Más tarde, acosado por la falta de liquidez en dólares, el régimen echó mano a todo un regimiento de médicos, enfermeros y técnicos de la salud hambrientos, con poco techo y peor vestidos. La heroicidad del misionero se convirtió en la sordidez del mendigo; de ser apóstol del comunismo, el médico cubano pasó a ser párroco del individualismo. Sudamérica fue El Dorado para la Isla; y perecería un absurdo, pero en la medida que el Gobierno cubano pagaba mejor a sus colaboradores médicos —aun tomándose las dos terceras partes del salario— los abandonos iban en aumento.

La "rebelión de las batas blancas" comenzó cuando el personal de salud conoció el valor de los dólares, el capitalismo, los derechos de otros seres humanos en Brasil, Venezuela y Ecuador, lugares desde los cuales, no por gusto, se han producido verdaderas estampidas. Detrás de los esclavos modernos, como ellos mismos se hacen llamar, no hay otra lógica que la del cautivo insurrecto, tan bien reflejada en esa obra maestra de Tomás Gutiérrez Alea llamada La Última Cena (1976). Como en la película, la mansedumbre se despereza cuando conoce sus derechos; cuando los hombres se sienten iguales a otros hombres la noche en la que el amo tiene un desliz de compasión.        

A pesar de todo, en un intento no sabemos si falaz o de necesidad real, el régimen ha dicho que pueden volver a la hacienda y reincorporarse a la cosecha. Su lugar en el barracón y en el corte está garantizado. Hay machete y caña para todo el mundo. Y no habrá cepo. Tampoco se le quitara a nadie la ración de bacalao y de yuca. Eso sí, como todo arisco que ha conocido la libertad del monte, serán observados de cerca y "ni un tantico así".

Este nuevo episodio de cimarronaje clínico no tiene marcha atrás. Es exponencial, contagioso, modélico. Otros los seguirán porque las causas no han sido modificadas.
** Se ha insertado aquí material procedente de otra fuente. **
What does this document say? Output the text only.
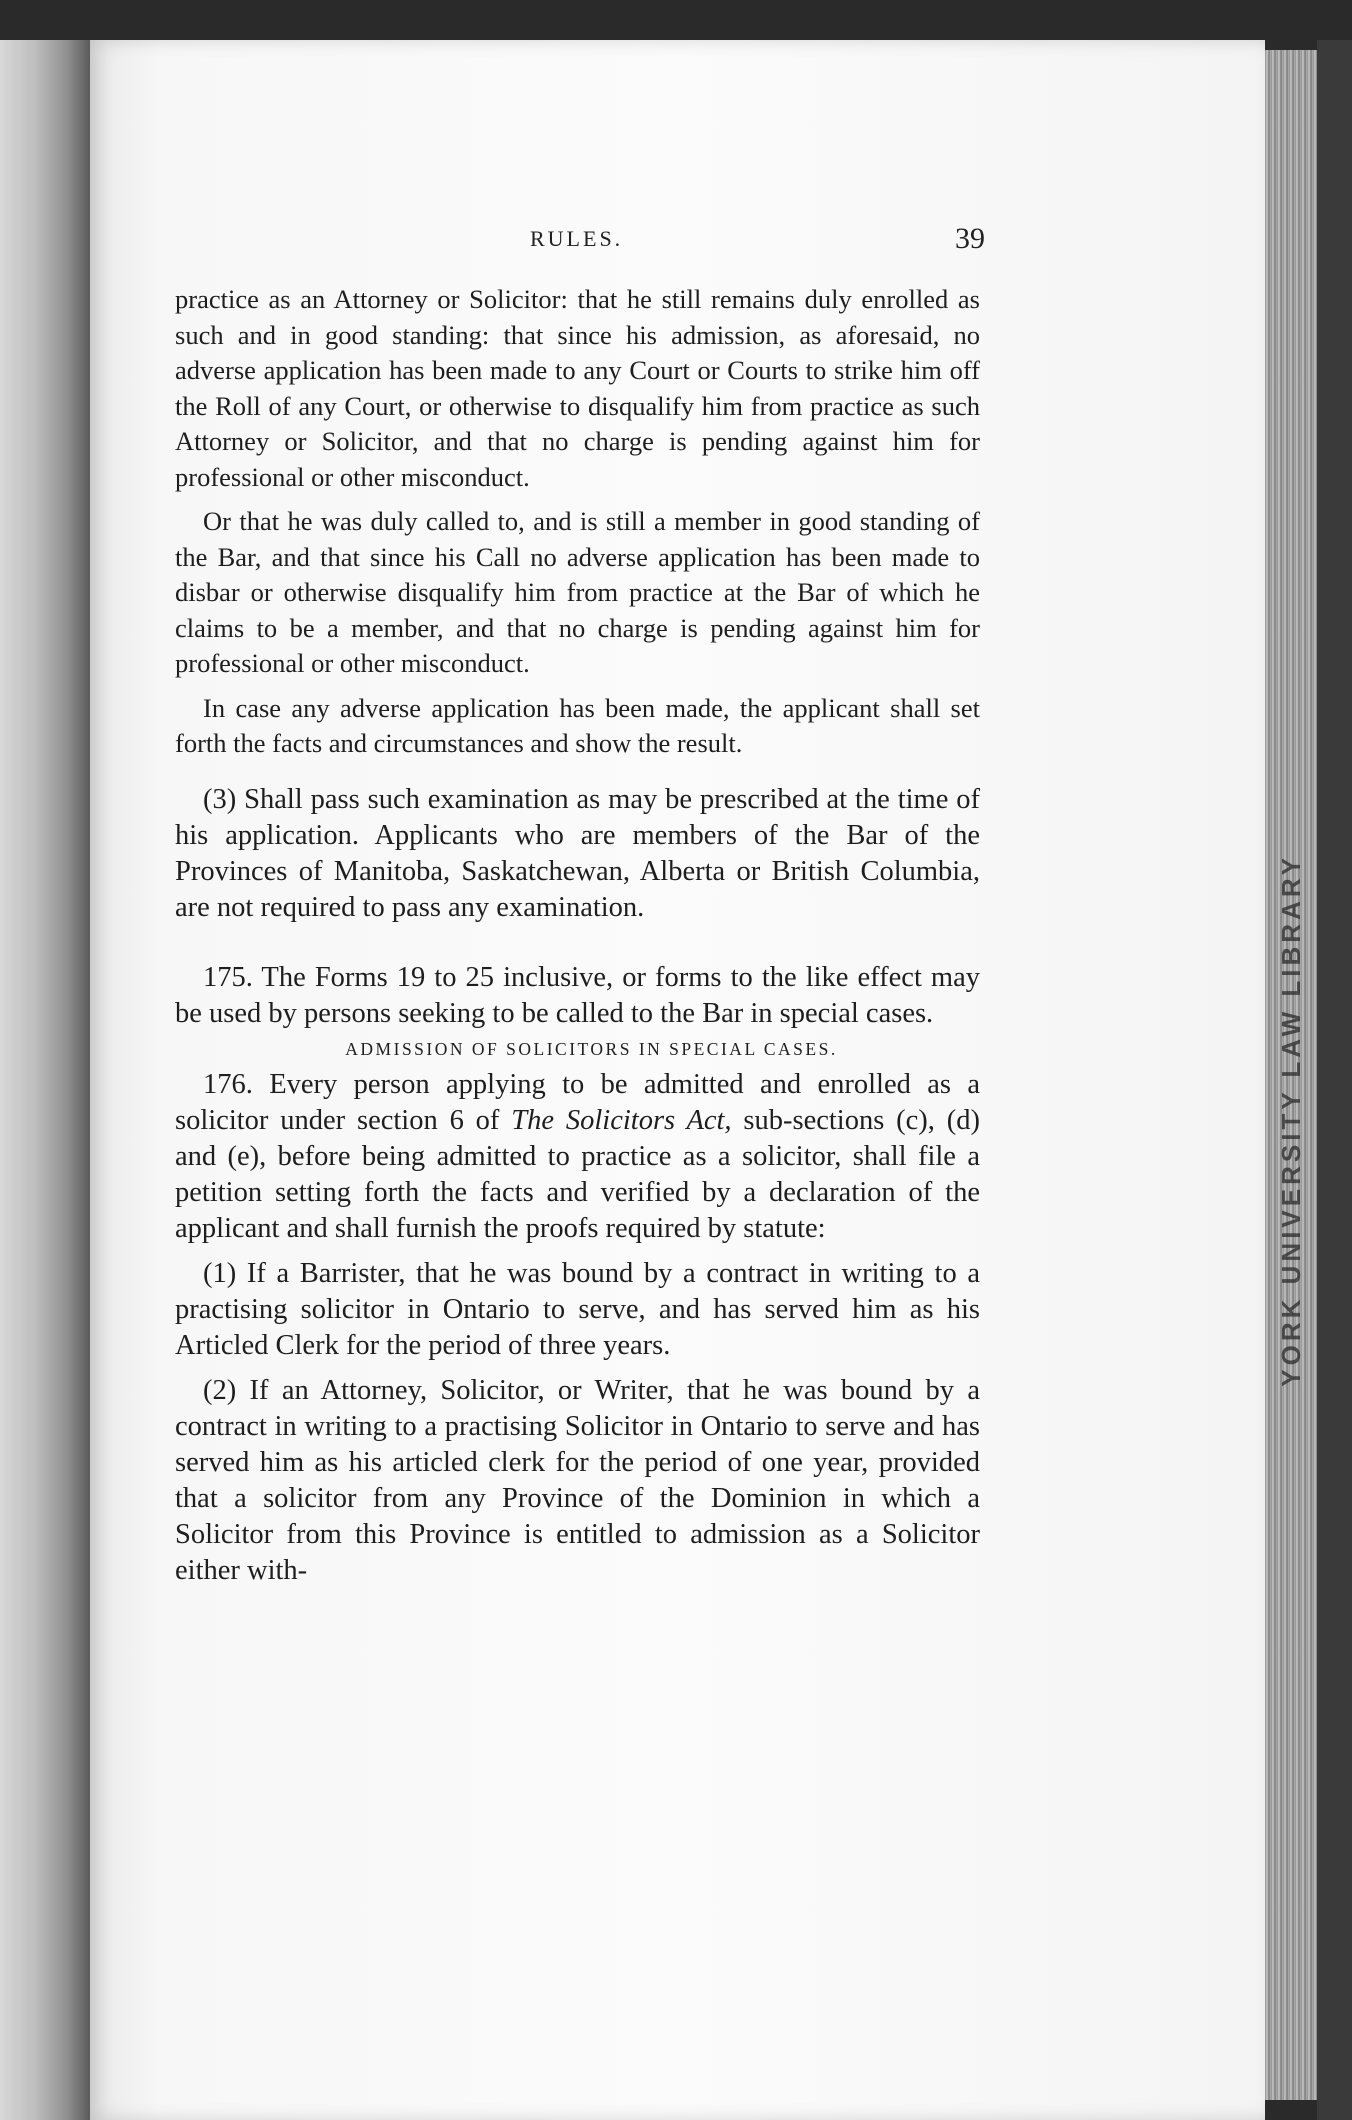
YORK UNIVERSITY LAW LIBRARY
RULES.	39

practice as an Attorney or Solicitor: that he still remains duly enrolled as such and in good standing: that since his admission, as aforesaid, no adverse application has been made to any Court or Courts to strike him off the Roll of any Court, or otherwise to disqualify him from practice as such Attorney or Solicitor, and that no charge is pending against him for professional or other misconduct.

Or that he was duly called to, and is still a member in good standing of the Bar, and that since his Call no adverse application has been made to disbar or otherwise disqualify him from practice at the Bar of which he claims to be a member, and that no charge is pending against him for professional or other misconduct.

In case any adverse application has been made, the applicant shall set forth the facts and circumstances and show the result.

(3) Shall pass such examination as may be prescribed at the time of his application. Applicants who are members of the Bar of the Provinces of Manitoba, Saskatchewan, Alberta or British Columbia, are not required to pass any examination.

175. The Forms 19 to 25 inclusive, or forms to the like effect may be used by persons seeking to be called to the Bar in special cases.

ADMISSION OF SOLICITORS IN SPECIAL CASES.

176. Every person applying to be admitted and enrolled as a solicitor under section 6 of The Solicitors Act, sub-sections (c), (d) and (e), before being admitted to practice as a solicitor, shall file a petition setting forth the facts and verified by a declaration of the applicant and shall furnish the proofs required by statute:

(1) If a Barrister, that he was bound by a contract in writing to a practising solicitor in Ontario to serve, and has served him as his Articled Clerk for the period of three years.

(2) If an Attorney, Solicitor, or Writer, that he was bound by a contract in writing to a practising Solicitor in Ontario to serve and has served him as his articled clerk for the period of one year, provided that a solicitor from any Province of the Dominion in which a Solicitor from this Province is entitled to admission as a Solicitor either with-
Ellos han roto su contrato doblemente, con el régimen y con la profesión, a pesar de las consecuencias que les espera en las selvas del palenque-exilio; tardarán años en volver a ver a sus hijos y padres; se descalificaran en sus habilidades clínicas y quirúrgicas; deberán reinventarse para sobrevivir fuera de la Plantación-Isla y ayudar a quienes allí pagarán las consecuencias del desacato.

Debe ser muy grande la frustración para dar un paso así. También enorme el deseo de abandonar la Granja Animal. Dejar de pensar, como en Rebelión en la granja de George Orwell, que "todo lo que camina sobre dos pies es un enemigo".